The federal agency has struggled to keep pace with mail volume amid New York City’s COVID-19 outbreak, with multiple postal workers becoming infected and one Bronx mail carrier having succumbed to the disease.
Half the local USPS workforce in Kingsbridge, or more, has been absent each day amid the crisis, as staffers deal with quarantine and health care issues, child and elder care, pre-scheduled holiday time off, and other challenges, a USPS spokeswoman said.
Some local neighborhoods are not getting daily USPS deliveries, and it is not clear when staffing or mail assignments will return to pre-outbreak levels.
“We are an essential business, but our employees are still your neighbors, and as such they experience the same stressors and pressures” from the coronavirus outbreak, spokeswoman Maureen Marion told Bronx Justice News in an interview Thursday.
“We are seeing some significant issues with employee availabity for a variety of all the reasons that make sense,” Marion said. “We are seeing in some cases – and Kingsbridge is one of them – where the attendance is an everyday challenge. If somebody feels like they have symptoms, we don’t want them at work.”
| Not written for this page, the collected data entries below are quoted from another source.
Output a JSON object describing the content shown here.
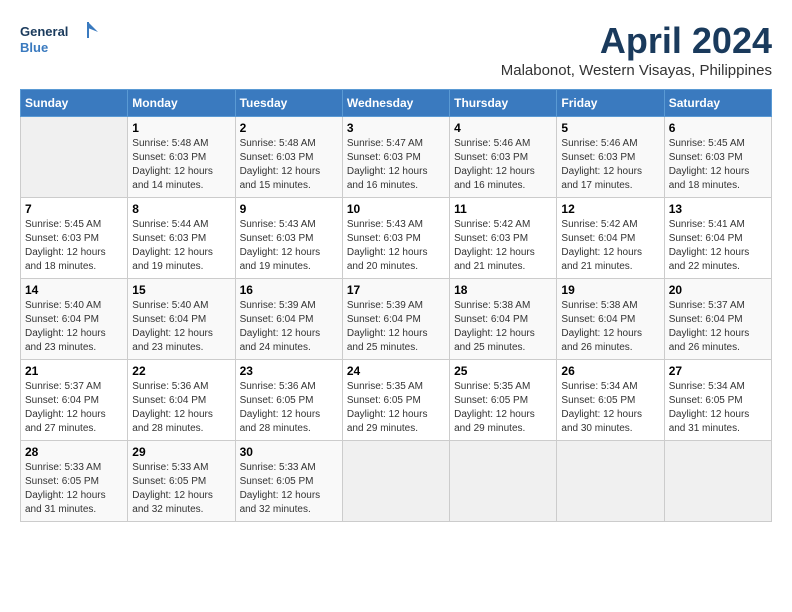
{
  "logo": {
    "line1": "General",
    "line2": "Blue"
  },
  "title": "April 2024",
  "subtitle": "Malabonot, Western Visayas, Philippines",
  "headers": [
    "Sunday",
    "Monday",
    "Tuesday",
    "Wednesday",
    "Thursday",
    "Friday",
    "Saturday"
  ],
  "weeks": [
    [
      {
        "day": "",
        "info": ""
      },
      {
        "day": "1",
        "info": "Sunrise: 5:48 AM\nSunset: 6:03 PM\nDaylight: 12 hours\nand 14 minutes."
      },
      {
        "day": "2",
        "info": "Sunrise: 5:48 AM\nSunset: 6:03 PM\nDaylight: 12 hours\nand 15 minutes."
      },
      {
        "day": "3",
        "info": "Sunrise: 5:47 AM\nSunset: 6:03 PM\nDaylight: 12 hours\nand 16 minutes."
      },
      {
        "day": "4",
        "info": "Sunrise: 5:46 AM\nSunset: 6:03 PM\nDaylight: 12 hours\nand 16 minutes."
      },
      {
        "day": "5",
        "info": "Sunrise: 5:46 AM\nSunset: 6:03 PM\nDaylight: 12 hours\nand 17 minutes."
      },
      {
        "day": "6",
        "info": "Sunrise: 5:45 AM\nSunset: 6:03 PM\nDaylight: 12 hours\nand 18 minutes."
      }
    ],
    [
      {
        "day": "7",
        "info": "Sunrise: 5:45 AM\nSunset: 6:03 PM\nDaylight: 12 hours\nand 18 minutes."
      },
      {
        "day": "8",
        "info": "Sunrise: 5:44 AM\nSunset: 6:03 PM\nDaylight: 12 hours\nand 19 minutes."
      },
      {
        "day": "9",
        "info": "Sunrise: 5:43 AM\nSunset: 6:03 PM\nDaylight: 12 hours\nand 19 minutes."
      },
      {
        "day": "10",
        "info": "Sunrise: 5:43 AM\nSunset: 6:03 PM\nDaylight: 12 hours\nand 20 minutes."
      },
      {
        "day": "11",
        "info": "Sunrise: 5:42 AM\nSunset: 6:03 PM\nDaylight: 12 hours\nand 21 minutes."
      },
      {
        "day": "12",
        "info": "Sunrise: 5:42 AM\nSunset: 6:04 PM\nDaylight: 12 hours\nand 21 minutes."
      },
      {
        "day": "13",
        "info": "Sunrise: 5:41 AM\nSunset: 6:04 PM\nDaylight: 12 hours\nand 22 minutes."
      }
    ],
    [
      {
        "day": "14",
        "info": "Sunrise: 5:40 AM\nSunset: 6:04 PM\nDaylight: 12 hours\nand 23 minutes."
      },
      {
        "day": "15",
        "info": "Sunrise: 5:40 AM\nSunset: 6:04 PM\nDaylight: 12 hours\nand 23 minutes."
      },
      {
        "day": "16",
        "info": "Sunrise: 5:39 AM\nSunset: 6:04 PM\nDaylight: 12 hours\nand 24 minutes."
      },
      {
        "day": "17",
        "info": "Sunrise: 5:39 AM\nSunset: 6:04 PM\nDaylight: 12 hours\nand 25 minutes."
      },
      {
        "day": "18",
        "info": "Sunrise: 5:38 AM\nSunset: 6:04 PM\nDaylight: 12 hours\nand 25 minutes."
      },
      {
        "day": "19",
        "info": "Sunrise: 5:38 AM\nSunset: 6:04 PM\nDaylight: 12 hours\nand 26 minutes."
      },
      {
        "day": "20",
        "info": "Sunrise: 5:37 AM\nSunset: 6:04 PM\nDaylight: 12 hours\nand 26 minutes."
      }
    ],
    [
      {
        "day": "21",
        "info": "Sunrise: 5:37 AM\nSunset: 6:04 PM\nDaylight: 12 hours\nand 27 minutes."
      },
      {
        "day": "22",
        "info": "Sunrise: 5:36 AM\nSunset: 6:04 PM\nDaylight: 12 hours\nand 28 minutes."
      },
      {
        "day": "23",
        "info": "Sunrise: 5:36 AM\nSunset: 6:05 PM\nDaylight: 12 hours\nand 28 minutes."
      },
      {
        "day": "24",
        "info": "Sunrise: 5:35 AM\nSunset: 6:05 PM\nDaylight: 12 hours\nand 29 minutes."
      },
      {
        "day": "25",
        "info": "Sunrise: 5:35 AM\nSunset: 6:05 PM\nDaylight: 12 hours\nand 29 minutes."
      },
      {
        "day": "26",
        "info": "Sunrise: 5:34 AM\nSunset: 6:05 PM\nDaylight: 12 hours\nand 30 minutes."
      },
      {
        "day": "27",
        "info": "Sunrise: 5:34 AM\nSunset: 6:05 PM\nDaylight: 12 hours\nand 31 minutes."
      }
    ],
    [
      {
        "day": "28",
        "info": "Sunrise: 5:33 AM\nSunset: 6:05 PM\nDaylight: 12 hours\nand 31 minutes."
      },
      {
        "day": "29",
        "info": "Sunrise: 5:33 AM\nSunset: 6:05 PM\nDaylight: 12 hours\nand 32 minutes."
      },
      {
        "day": "30",
        "info": "Sunrise: 5:33 AM\nSunset: 6:05 PM\nDaylight: 12 hours\nand 32 minutes."
      },
      {
        "day": "",
        "info": ""
      },
      {
        "day": "",
        "info": ""
      },
      {
        "day": "",
        "info": ""
      },
      {
        "day": "",
        "info": ""
      }
    ]
  ]
}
“We knew that attendance was going to be a problem, and it remains a problem,” Marion continued. “We can’t do 100 percent of work with 45 or 50 percent of our staff.”
The mail sorters, drivers, and carriers on the job in Kingsbridge are working longer days and stepping up productivity in order to clear the local backlog, officials said, as resources are juggled between city USPS branches.
The federal agency — which was facing a budget crisis even before the outbreak — is trying to do more with the staffers still reporting for duty.
“While we are seeing 40, 50 percent attendance, these folks are working so hard, they’re delivering up to 70 percent of mail,” Marion said.
But, she acknowledged, “We have had disruptions of mail for some length of time.”
Marion said complaints from residents who have reported going without any mail delivery for more than a week in the Kingsbridge/Riverdale area “don’t jive with the work assignments” in that community.
“This is not business as usual, but the people who are doing the business are doing an exceptional job,” Marion said.